College is often seen as a way for talented individuals to gain professional opportunities and increase social mobility, but some studies have painted a less rosy picture. Advanced education requires significant financial investment and in some cases has been shown to produce outcomes that conform to existing patterns of social inequality. And while all applicants are supposed to start out on an equal footing, higher socioeconomic status has often been theorized to influence admissions decisions.
A 2012 study from the University of Minnesota published in Psychological Science, “The Role of Socioeconomic Status in SAT-Grade Relationships and in College Admissions Decisions,” examined the relationship between socioeconomic status, secondary-school grades, college admissions and college freshman grade-point average.
The study was based on 2006 College Board data and 1996-1999 University of California data. More than 100 institutions were examined, including private and public, large and small. To estimate an institution’s applicant pool, the researchers looked at students who asked for their SAT scores to be sent to a given college. The results were also compared to those from a similar study conducted in 1995. The researchers looked at two questions: First, are SAT scores the primary driver of unequal admissions outcomes? Second, are SATs in fact useful in predicting college performance?
Key findings include:
- Socioeconomic status (SES) and SAT scores are positively correlated: Students from higher income backgrounds generally achieve higher scores, and “21.2% of variance in SAT scores is shared with SES, as measured here as a composite of mother’s education, father’s education, and parental income.” The researchers note that the “source of the SAT-SES relationship is likely due to some combination of educational opportunity, school quality, peer effects and other social factors.”
- However, the socioeconomic status of a college’s freshman population was only marginally higher than that of its pool of applicants. Students’ SAT scores (20%) and high school GPA (18%) were significantly higher than those of the applicant pool, with more selective colleges showing an even larger gap. But the lower SAT scores of poorer applicants themselves are not the primary grounds for unequal outcomes.
- This finding challenges the “popular notion that U.S. college selection systems actively screen out low-SES students. An admissions policy that relied heavily or exclusively on the SAT would indeed screen out low-SES students at a higher rate than high-SES students.

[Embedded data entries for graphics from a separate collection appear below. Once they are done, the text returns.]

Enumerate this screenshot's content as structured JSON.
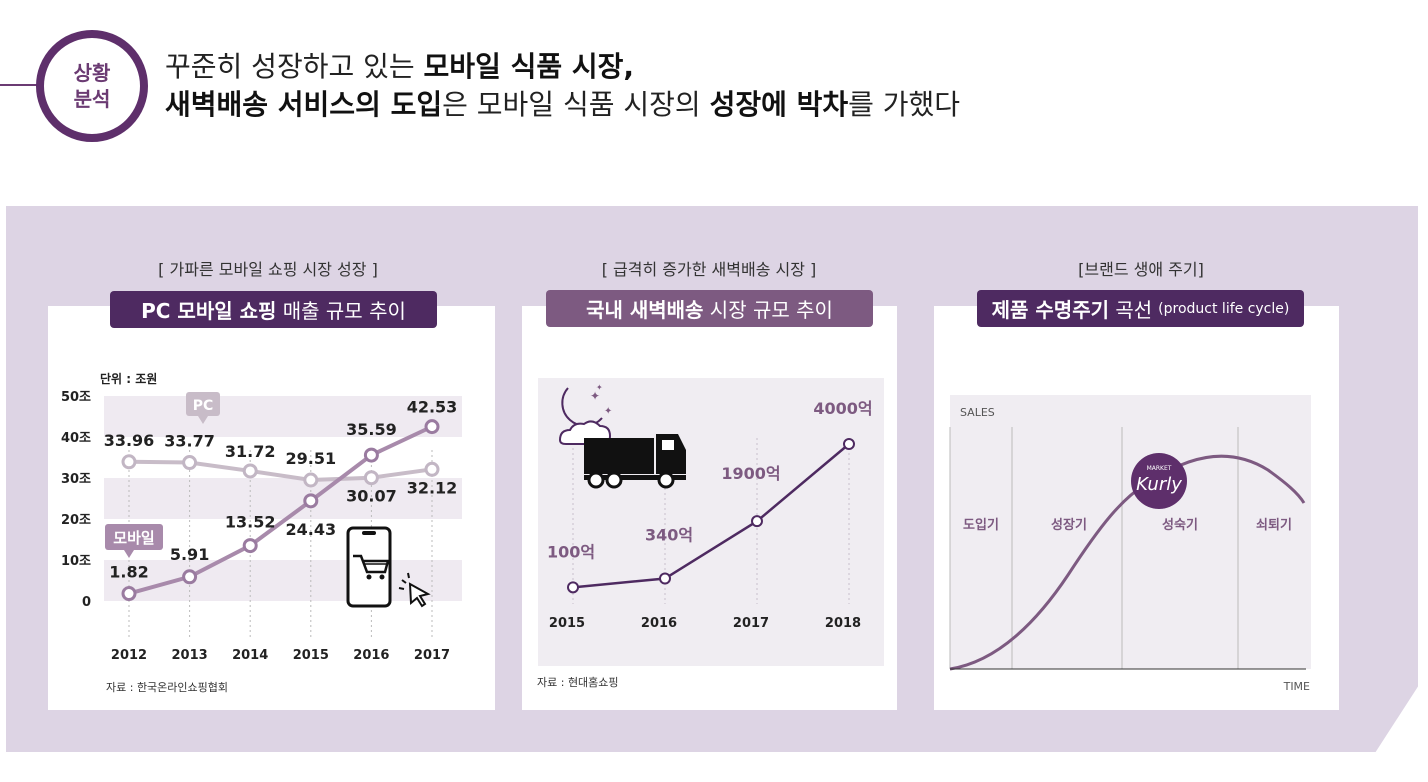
{
  "header": {
    "badge_line1": "상황",
    "badge_line2": "분석",
    "line1_plain": "꾸준히 성장하고 있는 ",
    "line1_bold": "모바일 식품 시장,",
    "line2_bold1": "새벽배송 서비스의 도입",
    "line2_plain1": "은 모바일 식품 시장의 ",
    "line2_bold2": "성장에 박차",
    "line2_plain2": "를 가했다"
  },
  "colors": {
    "dark_purple": "#4e2a61",
    "mid_purple": "#7d5a81",
    "line_mobile": "#a88aab",
    "line_pc": "#c8bcc8",
    "band": "#ddd4e4"
  },
  "panels": {
    "left": {
      "caption": "[ 가파른 모바일 쇼핑 시장 성장 ]",
      "title_bold": "PC 모바일 쇼핑",
      "title_thin": " 매출 규모 추이",
      "source": "자료 : 한국온라인쇼핑협회"
    },
    "middle": {
      "caption": "[ 급격히 증가한 새벽배송 시장 ]",
      "title_bold": "국내 새벽배송",
      "title_thin": " 시장 규모 추이",
      "source": "자료 : 현대홈쇼핑"
    },
    "right": {
      "caption": "[브랜드 생애 주기]",
      "title_bold": "제품 수명주기",
      "title_thin": " 곡선",
      "title_small": "(product life cycle)"
    }
  },
  "chart_data": [
    {
      "type": "line",
      "title": "PC 모바일 쇼핑 매출 규모 추이",
      "unit_label": "단위 : 조원",
      "categories": [
        "2012",
        "2013",
        "2014",
        "2015",
        "2016",
        "2017"
      ],
      "ytick_labels": [
        "0",
        "10조",
        "20조",
        "30조",
        "40조",
        "50조"
      ],
      "ylim": [
        0,
        50
      ],
      "series": [
        {
          "name": "PC",
          "values": [
            33.96,
            33.77,
            31.72,
            29.51,
            30.07,
            32.12
          ],
          "labels": [
            "33.96",
            "33.77",
            "31.72",
            "29.51",
            "30.07",
            "32.12"
          ]
        },
        {
          "name": "모바일",
          "values": [
            1.82,
            5.91,
            13.52,
            24.43,
            35.59,
            42.53
          ],
          "labels": [
            "1.82",
            "5.91",
            "13.52",
            "24.43",
            "35.59",
            "42.53"
          ]
        }
      ]
    },
    {
      "type": "line",
      "title": "국내 새벽배송 시장 규모 추이",
      "categories": [
        "2015",
        "2016",
        "2017",
        "2018"
      ],
      "values": [
        100,
        340,
        1900,
        4000
      ],
      "labels": [
        "100억",
        "340억",
        "1900억",
        "4000억"
      ]
    },
    {
      "type": "line",
      "title": "제품 수명주기 곡선 (product life cycle)",
      "ylabel": "SALES",
      "xlabel": "TIME",
      "stages": [
        "도입기",
        "성장기",
        "성숙기",
        "쇠퇴기"
      ],
      "logo": {
        "top_text": "MARKET",
        "script_text": "Kurly"
      }
    }
  ]
}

However, the data from the 110 schools suggest that in the typical U.S. school, SES does not play a primary exclusionary role in the admissions process.”
- The study suggests that unequal outcomes are primarily caused by deeper factors that channel poorer students away from the college process: “Once students are in the applicant pool for a given school, the school typically does not substantially restrict entry on the basis of SES. Although low-SES students are less likely to enroll in college, this appears to be a function of differences in the rates at which high-and low-SES students choose to enter the college application process.”
- The data suggest that the SATs continues to be useful in predicting college academic performance: “Contrary to the popular assertion that tests like the SAT predict nothing but freshman grades, extensive research documents the relationship between test scores and academic performance throughout the curriculum.”
- A student’s high-school grade-point average and SAT scores were both good predictors of college academic performance, but the most accurate predictor was a combination of the two.
The authors find that the “SAT retains the vast majority of its weight in predicting subsequent college grades when high school GPA and SES are controlled” and that the “relationship between SAT score and freshman GPA is not substantially reduced when SES is controlled.” The study concludes that “given these two findings, it is not the case that the SAT is nothing more than a proxy for SES.”